Combining DER with complimentary attributes will further enhance the capability to avoid costs beyond the value realized by simply adding the avoided cost value of each operating individually or independently. For example, PV and electric vehiclescan complement each other to provide more reliable availability of power within a circuit or substation even if not directly co-located, avoiding the upgrades required serve customer demand, or to accommodate higher penetrations of either EV load or the PV generation individually.

As such, the methodological enhancement required is not in calculating the value of any costs which are avoided, but in determining how the aggregation and coordination of individual resources will change which costs are avoided and the degree to which they are avoided.

Note that if the methodological approach is to define an avoidable upgrade, that avoided cost value is fixed, and the only variable to consider is whether fewer DER resources are required if they are an appropriate portfolio working in concert.

______

[1]See Assigned Commissioner’s Ruling on Guidance for Public Utilities Code Section 769 –

Distribution Resource Planning, dated February 6, 2015 (“DRP Ruling”), Attachment, Guidance for Section 769 – Distribution Resource Planning, (“Final Guidance”) at p. 6 (providing that Demo C should demonstrate both how DERs operate in concert with existing infrastructure and “explicitly seek to demonstrate the operations of multiple DER types in concert”).

[2]Note that if the methodological approach is limited to a pre-defined avoidable upgrade, then avoided cost value is fixed, and the only variable to consider is whether fewer DER resources are required if they are an appropriate portfolio working in concert.

[3]If the method of establishing the value is to establish the market price of a DER portfolio, then this method need not be changed based on whether the DER are working in concert – however the ability of the combined DER portfolio to meet the operational requirements resulting in the avoided upgrade must be affirmed through an appropriate methodology capable of modeling that coordinated functionality.

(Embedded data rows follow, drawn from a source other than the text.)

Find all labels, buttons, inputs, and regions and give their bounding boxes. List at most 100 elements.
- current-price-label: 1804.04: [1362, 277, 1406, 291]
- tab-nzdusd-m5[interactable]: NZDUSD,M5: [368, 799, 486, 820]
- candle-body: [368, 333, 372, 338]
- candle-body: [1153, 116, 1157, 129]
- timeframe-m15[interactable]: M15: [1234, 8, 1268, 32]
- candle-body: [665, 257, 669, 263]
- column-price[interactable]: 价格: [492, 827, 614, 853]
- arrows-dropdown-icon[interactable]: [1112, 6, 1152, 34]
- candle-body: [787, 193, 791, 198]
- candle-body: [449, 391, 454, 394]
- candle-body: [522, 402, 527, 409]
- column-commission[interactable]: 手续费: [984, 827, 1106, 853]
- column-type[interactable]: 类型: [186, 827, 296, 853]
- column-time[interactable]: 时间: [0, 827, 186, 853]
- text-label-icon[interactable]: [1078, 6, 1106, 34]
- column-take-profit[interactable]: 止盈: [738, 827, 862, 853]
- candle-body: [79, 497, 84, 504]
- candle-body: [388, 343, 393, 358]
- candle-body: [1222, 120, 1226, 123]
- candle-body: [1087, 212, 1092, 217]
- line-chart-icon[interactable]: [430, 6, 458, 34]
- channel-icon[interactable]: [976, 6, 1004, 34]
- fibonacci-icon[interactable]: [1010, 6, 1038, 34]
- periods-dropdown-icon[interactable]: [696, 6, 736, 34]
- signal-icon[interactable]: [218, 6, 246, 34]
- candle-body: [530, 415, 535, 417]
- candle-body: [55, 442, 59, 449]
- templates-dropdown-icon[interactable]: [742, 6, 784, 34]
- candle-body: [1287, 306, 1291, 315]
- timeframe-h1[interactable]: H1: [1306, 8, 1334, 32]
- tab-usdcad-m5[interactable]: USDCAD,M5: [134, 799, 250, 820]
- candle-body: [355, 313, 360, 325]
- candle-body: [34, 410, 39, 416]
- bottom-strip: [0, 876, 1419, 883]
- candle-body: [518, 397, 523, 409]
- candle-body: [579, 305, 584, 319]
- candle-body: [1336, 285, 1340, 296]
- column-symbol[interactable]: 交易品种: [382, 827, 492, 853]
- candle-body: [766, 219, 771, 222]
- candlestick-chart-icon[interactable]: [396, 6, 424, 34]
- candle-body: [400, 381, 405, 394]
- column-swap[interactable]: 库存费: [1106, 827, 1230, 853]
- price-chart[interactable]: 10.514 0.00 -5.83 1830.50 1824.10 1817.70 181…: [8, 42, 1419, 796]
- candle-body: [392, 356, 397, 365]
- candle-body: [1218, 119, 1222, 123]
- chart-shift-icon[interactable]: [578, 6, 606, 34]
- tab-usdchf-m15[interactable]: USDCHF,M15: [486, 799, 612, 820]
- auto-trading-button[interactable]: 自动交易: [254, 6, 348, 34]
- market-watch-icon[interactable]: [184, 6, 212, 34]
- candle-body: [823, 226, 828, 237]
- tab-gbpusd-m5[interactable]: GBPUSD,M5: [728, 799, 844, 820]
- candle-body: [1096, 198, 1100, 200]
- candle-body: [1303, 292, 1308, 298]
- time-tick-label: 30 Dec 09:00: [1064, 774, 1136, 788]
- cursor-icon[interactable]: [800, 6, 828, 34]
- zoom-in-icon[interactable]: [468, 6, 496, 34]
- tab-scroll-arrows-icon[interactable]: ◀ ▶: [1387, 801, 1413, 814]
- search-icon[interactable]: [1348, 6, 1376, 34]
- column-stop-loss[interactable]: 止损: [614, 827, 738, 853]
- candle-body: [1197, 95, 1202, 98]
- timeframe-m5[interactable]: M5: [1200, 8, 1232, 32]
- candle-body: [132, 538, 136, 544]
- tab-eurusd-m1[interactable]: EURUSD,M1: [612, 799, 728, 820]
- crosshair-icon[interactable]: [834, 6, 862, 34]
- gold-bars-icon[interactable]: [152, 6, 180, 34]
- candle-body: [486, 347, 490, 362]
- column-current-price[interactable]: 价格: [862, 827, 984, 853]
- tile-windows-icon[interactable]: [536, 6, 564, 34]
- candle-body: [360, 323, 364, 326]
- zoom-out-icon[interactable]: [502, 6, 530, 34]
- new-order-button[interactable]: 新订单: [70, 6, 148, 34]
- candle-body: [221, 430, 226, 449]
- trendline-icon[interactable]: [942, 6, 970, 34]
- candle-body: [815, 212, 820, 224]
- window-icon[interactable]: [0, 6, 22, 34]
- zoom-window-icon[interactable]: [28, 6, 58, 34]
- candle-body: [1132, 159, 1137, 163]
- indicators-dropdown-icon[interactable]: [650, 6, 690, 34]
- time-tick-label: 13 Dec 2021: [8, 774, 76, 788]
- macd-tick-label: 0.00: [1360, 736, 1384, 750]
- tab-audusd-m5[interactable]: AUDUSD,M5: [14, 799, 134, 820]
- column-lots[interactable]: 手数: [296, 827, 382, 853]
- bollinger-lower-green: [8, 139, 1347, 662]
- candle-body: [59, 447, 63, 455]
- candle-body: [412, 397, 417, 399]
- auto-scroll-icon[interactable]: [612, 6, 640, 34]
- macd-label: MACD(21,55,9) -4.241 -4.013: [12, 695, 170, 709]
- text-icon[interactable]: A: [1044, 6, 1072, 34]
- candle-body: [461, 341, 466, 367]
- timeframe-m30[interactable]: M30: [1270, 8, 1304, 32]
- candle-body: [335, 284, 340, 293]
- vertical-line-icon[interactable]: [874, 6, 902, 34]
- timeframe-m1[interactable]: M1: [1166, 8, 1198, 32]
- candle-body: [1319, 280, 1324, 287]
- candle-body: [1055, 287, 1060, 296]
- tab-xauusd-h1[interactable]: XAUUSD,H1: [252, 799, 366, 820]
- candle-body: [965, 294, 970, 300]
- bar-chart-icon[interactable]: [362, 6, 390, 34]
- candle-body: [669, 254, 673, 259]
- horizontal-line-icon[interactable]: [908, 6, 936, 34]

[4]See Assigned Commissioner’s Ruling on Guidance for Public Utilities Code Section 769 –

Distribution Resource Planning, dated February 6, 2015 (“DRP Ruling”), Attachment, Guidance for Section 769 – Distribution Resource Planning, (“Final Guidance”) at p. 6 (providing that Demo C should demonstrate both how DERs operate in concert with existing infrastructure and “explicitly seek to demonstrate the operations of multiple DER types in concert”).